Чуть приоткрывши рот,
медленно излови
всеми частями тел
в таллинском баре теней
чувственность цветодел
и осторожно слей
тяжесть суставов дня
в утяжелённость сумы.
«Здесь были ты и я…»
Там были мы и мы.
Дай мне наколоть ещё дровишек
из вот той поленницы неровной.
Собери пока немного шишек,
чтоб украсить зеркало любовней
и разжечь оставленную кем-то
радость у истёртого порога.
Никогда не трогал эти ленты –
их сегодня необычно много.
Я к тебе приду без приглашенья,
проникая в жилы все и поры.
Из тарелки хрупкое печенье
пусть присоединится к разговору.
Загляни в моих ладоней складки.
Загляну в твои я неслучайно.
Я устал от прежнего порядка –
нового себя тебе вручаю.
В ХРАНИЛИЩАХ
СТАРИННОЙ РИГИ
Ире
В хранилищах старинной Риги
учуял запахи зерна.
Так обрести свои вериги
велела музыка сама.
Соборы оставляли тени
на гулких, серых мостовых,
и выщербленные ступени
осмысливали акростих.
Там запах кофе был надушен
листвой и бликами огня,
обычай был ему послушен,
минуя сутолоку дня.
Под стрельчатый уют органа
плыла и пела благодать,
что не приходит слишком рано.
Пришёл туда я душу взять
из неоправленных топазов
прозрачно-дымной чистоты.
Ресницами глаза чуть смазав,
она вошла в меня на «ты»,
и все условности степенства
изветрились, расшифровав
лазурь, как символ совершенства
и лакомство, как божий дар.
ТЕАТР
Занавесок-занавесей игра
превратилась в подобие освещённой сцены.
Там взрывом покоя взошли слова,
что при нужном беге всегда нетленны.
Затем Подобие вошло к Волшебству,
испросив поименования Театром.
Так в игре, подобной пиршеству,
стало многое понятное непонятным.
Освещение сверху, снизу и изнутри
тел, знающих и не знающих о себе,
извещения видимых мимикрий
обо мне, о нас, всегда о тебе.
Соглашаемся со всеми правилами. Игра
в многоличии зала вызывает хлопок.
Сыгранность, проникая в добро, – добра,
и распознаёт в преданности манок,
предназначенный явно и почтительно ей
основателем и участником просцениума «Глобус»

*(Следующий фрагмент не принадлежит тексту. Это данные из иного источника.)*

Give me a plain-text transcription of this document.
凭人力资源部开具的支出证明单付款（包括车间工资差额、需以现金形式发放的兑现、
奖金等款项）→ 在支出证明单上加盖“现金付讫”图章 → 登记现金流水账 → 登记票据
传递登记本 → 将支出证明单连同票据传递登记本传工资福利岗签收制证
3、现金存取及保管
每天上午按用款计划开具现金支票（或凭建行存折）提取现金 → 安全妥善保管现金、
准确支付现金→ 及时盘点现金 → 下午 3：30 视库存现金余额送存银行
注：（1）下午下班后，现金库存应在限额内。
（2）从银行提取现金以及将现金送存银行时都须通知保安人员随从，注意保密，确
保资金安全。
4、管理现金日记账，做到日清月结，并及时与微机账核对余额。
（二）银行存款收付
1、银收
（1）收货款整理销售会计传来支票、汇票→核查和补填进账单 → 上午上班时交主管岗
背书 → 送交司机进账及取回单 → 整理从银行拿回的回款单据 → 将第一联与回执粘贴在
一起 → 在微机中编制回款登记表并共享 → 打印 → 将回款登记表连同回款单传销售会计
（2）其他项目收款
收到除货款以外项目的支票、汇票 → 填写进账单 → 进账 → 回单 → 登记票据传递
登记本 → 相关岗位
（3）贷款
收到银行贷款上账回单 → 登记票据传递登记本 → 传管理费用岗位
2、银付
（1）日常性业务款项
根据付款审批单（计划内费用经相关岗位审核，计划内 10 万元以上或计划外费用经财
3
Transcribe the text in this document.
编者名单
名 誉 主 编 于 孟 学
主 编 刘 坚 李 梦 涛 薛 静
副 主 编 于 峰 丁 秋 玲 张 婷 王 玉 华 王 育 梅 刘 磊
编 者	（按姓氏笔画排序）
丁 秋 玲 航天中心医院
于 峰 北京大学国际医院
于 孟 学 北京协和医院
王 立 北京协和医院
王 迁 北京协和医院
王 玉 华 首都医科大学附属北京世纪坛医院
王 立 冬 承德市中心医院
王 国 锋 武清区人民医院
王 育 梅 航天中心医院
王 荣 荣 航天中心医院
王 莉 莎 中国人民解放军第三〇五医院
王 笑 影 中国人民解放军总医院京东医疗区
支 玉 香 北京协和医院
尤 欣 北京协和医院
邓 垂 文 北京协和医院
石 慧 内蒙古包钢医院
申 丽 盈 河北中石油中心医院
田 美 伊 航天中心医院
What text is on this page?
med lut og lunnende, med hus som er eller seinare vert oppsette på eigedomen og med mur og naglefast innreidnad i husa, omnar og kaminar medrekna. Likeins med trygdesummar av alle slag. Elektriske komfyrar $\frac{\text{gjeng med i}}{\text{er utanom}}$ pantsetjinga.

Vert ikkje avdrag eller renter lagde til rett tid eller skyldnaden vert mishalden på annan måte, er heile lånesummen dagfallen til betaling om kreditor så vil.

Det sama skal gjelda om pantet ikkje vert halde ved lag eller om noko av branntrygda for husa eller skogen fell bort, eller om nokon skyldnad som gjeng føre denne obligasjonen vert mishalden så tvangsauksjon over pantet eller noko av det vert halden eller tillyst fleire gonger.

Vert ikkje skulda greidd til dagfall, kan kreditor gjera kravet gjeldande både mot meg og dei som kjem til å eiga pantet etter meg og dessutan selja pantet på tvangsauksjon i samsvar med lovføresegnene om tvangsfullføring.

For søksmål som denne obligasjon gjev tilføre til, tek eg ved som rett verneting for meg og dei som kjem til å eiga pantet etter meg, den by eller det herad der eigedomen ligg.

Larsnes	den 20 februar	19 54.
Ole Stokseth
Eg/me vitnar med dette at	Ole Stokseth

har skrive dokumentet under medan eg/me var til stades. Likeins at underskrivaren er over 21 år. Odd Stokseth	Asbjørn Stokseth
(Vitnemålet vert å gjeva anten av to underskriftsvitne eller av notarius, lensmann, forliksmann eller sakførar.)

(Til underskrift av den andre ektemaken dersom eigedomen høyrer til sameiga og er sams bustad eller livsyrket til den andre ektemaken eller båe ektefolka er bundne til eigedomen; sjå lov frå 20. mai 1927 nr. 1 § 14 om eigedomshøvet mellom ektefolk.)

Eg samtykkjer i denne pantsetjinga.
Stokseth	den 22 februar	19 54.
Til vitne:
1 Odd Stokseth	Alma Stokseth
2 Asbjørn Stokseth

на реке Авон, когда в промежутках дней
ещё не был избретен автобус.
Прогоняя мышек и кошек со двора,
чтобы тоже шли, куда собираемся мы,
пойдём, поспевая, туда, где игра
и сжимаются-разжимаются под занавесом миры.
НЕЗНАКОМЕЦ
Похож одновременно на тебя
и на артиста театра оперетты.
Края зелёной шапки чуть поддеты,
глаза передвигаются, скользя
то по клюке, то по дуге брови
к владениям исчезнувшей любви.
Подрагивает дерево в горсти,
и шум вагона гулко колобродит,
видение забытого приходит
как раз за две минуты до шести.
НАИТИЕ
Сложилось, сложилось,
и в толще времён,
на память сыскрилось
в один медальон
из локонов, лестниц,
оград, фонарей,
деревьев, прелестниц,
прохожих людей,
невидимой мяты,
царапин, горстей,
заплат и зарплаты,
вечерних гостей,
безропотной вести,
жары, ветерка,
трухлявых предместий,
пивного ларька.
Осталось лишь фото
на ровной стене
и что-то, и что-то
и что-то во мне.
КОМНАТА
В этой комнате, где вино
обретает томящий цвет
и видна в окне черепица,
на стенах вижу только лица,
голосов и тел в этот час здесь нет.
Принимались саженцы, и в таблицах
разжимались нули, раздвигая свет
вопреки, а потом согласно.
Выпукло, никогда не напрасно,
признавались равенства, коих нет.
Скрип дверей подмешивался
к оплыванью свечей больших.
Те что меньше, быстрей сгорали.
Одномерными не бывали
никогда подставки вещей. Затих
и в окне вечерами всегда выгорал
огонёк ожиданий смелых.
На отпущенных сверху мерах
он себя свеченью не выдавал.
По морозному воздуху
проносился луч, и лучу
не было нигде остановки.
(О, как попадания ловки!)
Чтобы не вывихнуть речь, молчу.
В этом замысле отсчёт
серединою всех начал
возрождался и неизменно
приводил себя иступленно
на известный в округе причал.
В мокром вензеле на воде,
утверждённым большим углом,
образующим занавеску,
придыханья сейчас нерезки,
но вознёсся знак водяным перстом.
Прилагается посошок,
и костяшки пальцев стучат
по описанному пределу.
То окно теперь не у дела,
но сверчок притаившийся так рад...
УЗНАВАНИЕ
Узнаю в старике бесконечно родного отца,
вижу, право, не всё – только лишь половину лица.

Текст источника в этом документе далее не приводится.